また同日、中国湖北省武漢市から政府のチャーター便第2便で帰国した方のうち、2名から陽性反応が出たことも報告されました。これにより、日本国内で確認された感染者数は合計で17人に達しました。注目すべきは、この17人のうち4人が、発熱や咳などの症状が出ていない「無症状病原体保有者」であるという点です。症状がなくてもウイルスを保有している可能性があることは、感染拡大を防ぐ上で非常に大きなハードルであり、私たち一人ひとりが冷静かつ慎重に行動しなければならない状況と言えます。
「指定感染症」の前倒し施行が意味するもの
こうした事態を受け、日本政府は緊急の対応を決定しました。感染症法に基づき、今回の新型肺炎を「指定感染症」とする政令の施行日を、当初予定していた2月7日から、2月1日にまで前倒しすることにしたのです。指定感染症とは、感染症法で定められた特別な措置が必要な疾患を指します。これにより、国が患者に対して就業制限や強制的な入院勧告を行うことが可能となり、治療費の公費負担なども適用されます。今回の法的な枠組みの強化は、流行を未然に食い止めるための政府の強い意思表示でしょう。
一方、千葉県の20代女性の事例については、1月17日から22日にかけて中国・大連からのツアー客を案内していました。1月18日から22日にかけては、先に感染が判明した男性運転手も同乗しており、女性は1月20日頃から咳や鼻水の症状を訴えていました。現在は入院中ですが、ツアー終了後にはマスクを着用していたとのことです。現場で働く方々がリスクに晒されている現状を目の当たりにし、改めて感染予防の重要性を痛感します。

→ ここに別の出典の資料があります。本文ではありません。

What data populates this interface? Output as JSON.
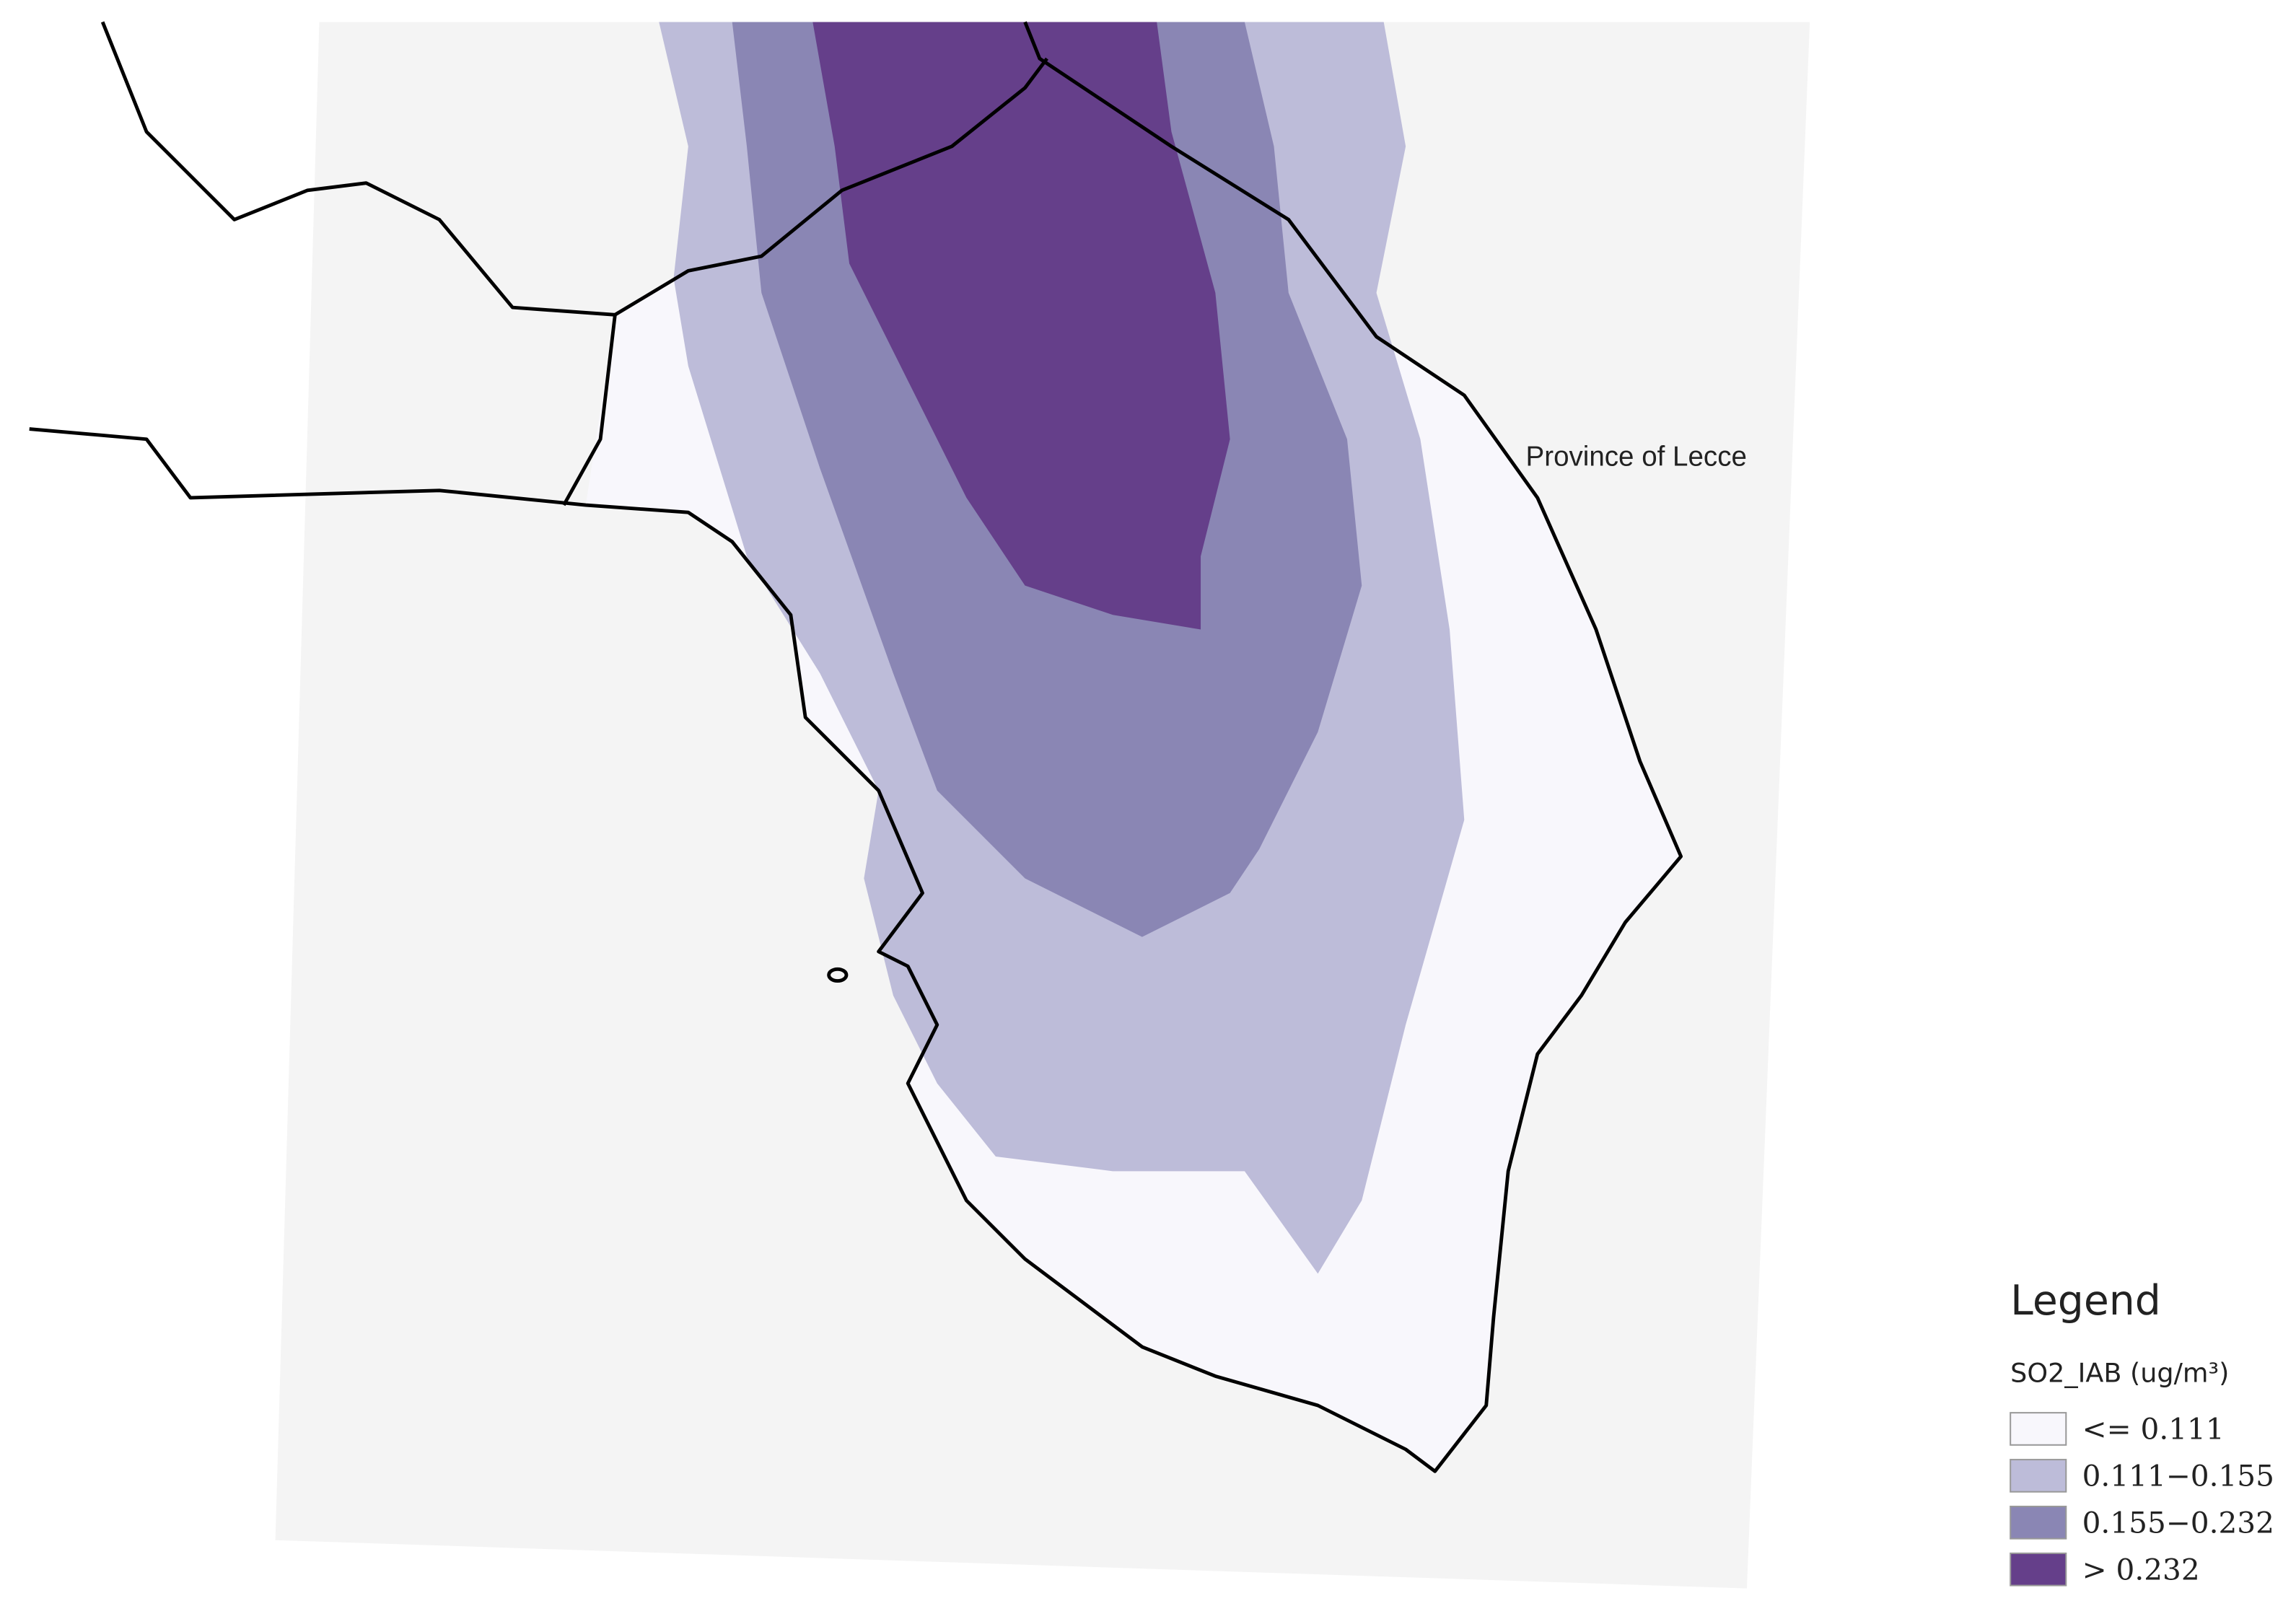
{
  "map": {
    "region_label": "Province of Lecce",
    "legend": {
      "title": "Legend",
      "subtitle": "SO2_IAB (ug/m³)",
      "items": [
        {
          "label": "<= 0.111",
          "color": "#f8f7fc"
        },
        {
          "label": "0.111−0.155",
          "color": "#bdbcd9"
        },
        {
          "label": "0.155−0.232",
          "color": "#8a86b4"
        },
        {
          "label": "> 0.232",
          "color": "#653f8a"
        }
      ]
    }
  }
}
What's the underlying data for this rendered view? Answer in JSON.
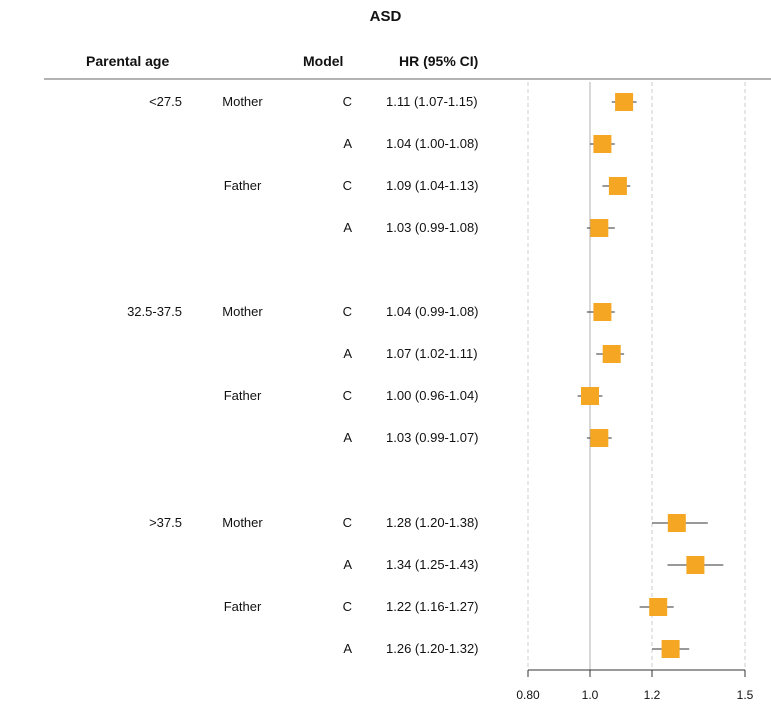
{
  "chart_data": {
    "type": "forest",
    "title": "ASD",
    "headers": {
      "parental_age": "Parental age",
      "model": "Model",
      "hr": "HR (95% CI)"
    },
    "xlim": [
      0.8,
      1.5
    ],
    "ticks": [
      {
        "value": 0.8,
        "label": "0.80"
      },
      {
        "value": 1.0,
        "label": "1.0"
      },
      {
        "value": 1.2,
        "label": "1.2"
      },
      {
        "value": 1.5,
        "label": "1.5"
      }
    ],
    "reference_line": 1.0,
    "rows": [
      {
        "age": "<27.5",
        "parent": "Mother",
        "model": "C",
        "hr_text": "1.11 (1.07-1.15)",
        "hr": 1.11,
        "lo": 1.07,
        "hi": 1.15
      },
      {
        "age": "",
        "parent": "",
        "model": "A",
        "hr_text": "1.04 (1.00-1.08)",
        "hr": 1.04,
        "lo": 1.0,
        "hi": 1.08
      },
      {
        "age": "",
        "parent": "Father",
        "model": "C",
        "hr_text": "1.09 (1.04-1.13)",
        "hr": 1.09,
        "lo": 1.04,
        "hi": 1.13
      },
      {
        "age": "",
        "parent": "",
        "model": "A",
        "hr_text": "1.03 (0.99-1.08)",
        "hr": 1.03,
        "lo": 0.99,
        "hi": 1.08
      },
      {
        "age": "32.5-37.5",
        "parent": "Mother",
        "model": "C",
        "hr_text": "1.04 (0.99-1.08)",
        "hr": 1.04,
        "lo": 0.99,
        "hi": 1.08
      },
      {
        "age": "",
        "parent": "",
        "model": "A",
        "hr_text": "1.07 (1.02-1.11)",
        "hr": 1.07,
        "lo": 1.02,
        "hi": 1.11
      },
      {
        "age": "",
        "parent": "Father",
        "model": "C",
        "hr_text": "1.00 (0.96-1.04)",
        "hr": 1.0,
        "lo": 0.96,
        "hi": 1.04
      },
      {
        "age": "",
        "parent": "",
        "model": "A",
        "hr_text": "1.03 (0.99-1.07)",
        "hr": 1.03,
        "lo": 0.99,
        "hi": 1.07
      },
      {
        "age": ">37.5",
        "parent": "Mother",
        "model": "C",
        "hr_text": "1.28 (1.20-1.38)",
        "hr": 1.28,
        "lo": 1.2,
        "hi": 1.38
      },
      {
        "age": "",
        "parent": "",
        "model": "A",
        "hr_text": "1.34 (1.25-1.43)",
        "hr": 1.34,
        "lo": 1.25,
        "hi": 1.43
      },
      {
        "age": "",
        "parent": "Father",
        "model": "C",
        "hr_text": "1.22 (1.16-1.27)",
        "hr": 1.22,
        "lo": 1.16,
        "hi": 1.27
      },
      {
        "age": "",
        "parent": "",
        "model": "A",
        "hr_text": "1.26 (1.20-1.32)",
        "hr": 1.26,
        "lo": 1.2,
        "hi": 1.32
      }
    ],
    "marker_color": "#f5a623",
    "ci_color": "#333333",
    "grid_color": "#cccccc",
    "ref_color": "#b0b0b0"
  }
}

厚生労働省の会見に同席した尾身茂・地域医療機能推進機構理事長は、今回のような事案について「運転手が中国人客から感染し、さらに今回のバスガイドにウイルスが伝わった『三次感染』の可能性も否定できない」と述べています。ただし、現段階ではあくまで特定の経路を通じた感染であり、無差別に蔓延しているわけではないと冷静な分析を示しました。私たち編集部としても、過度なパニックを避ける一方で、科学的な根拠に基づく正確な情報の収集に努めることが、今最も求められている態度であると強く主張します。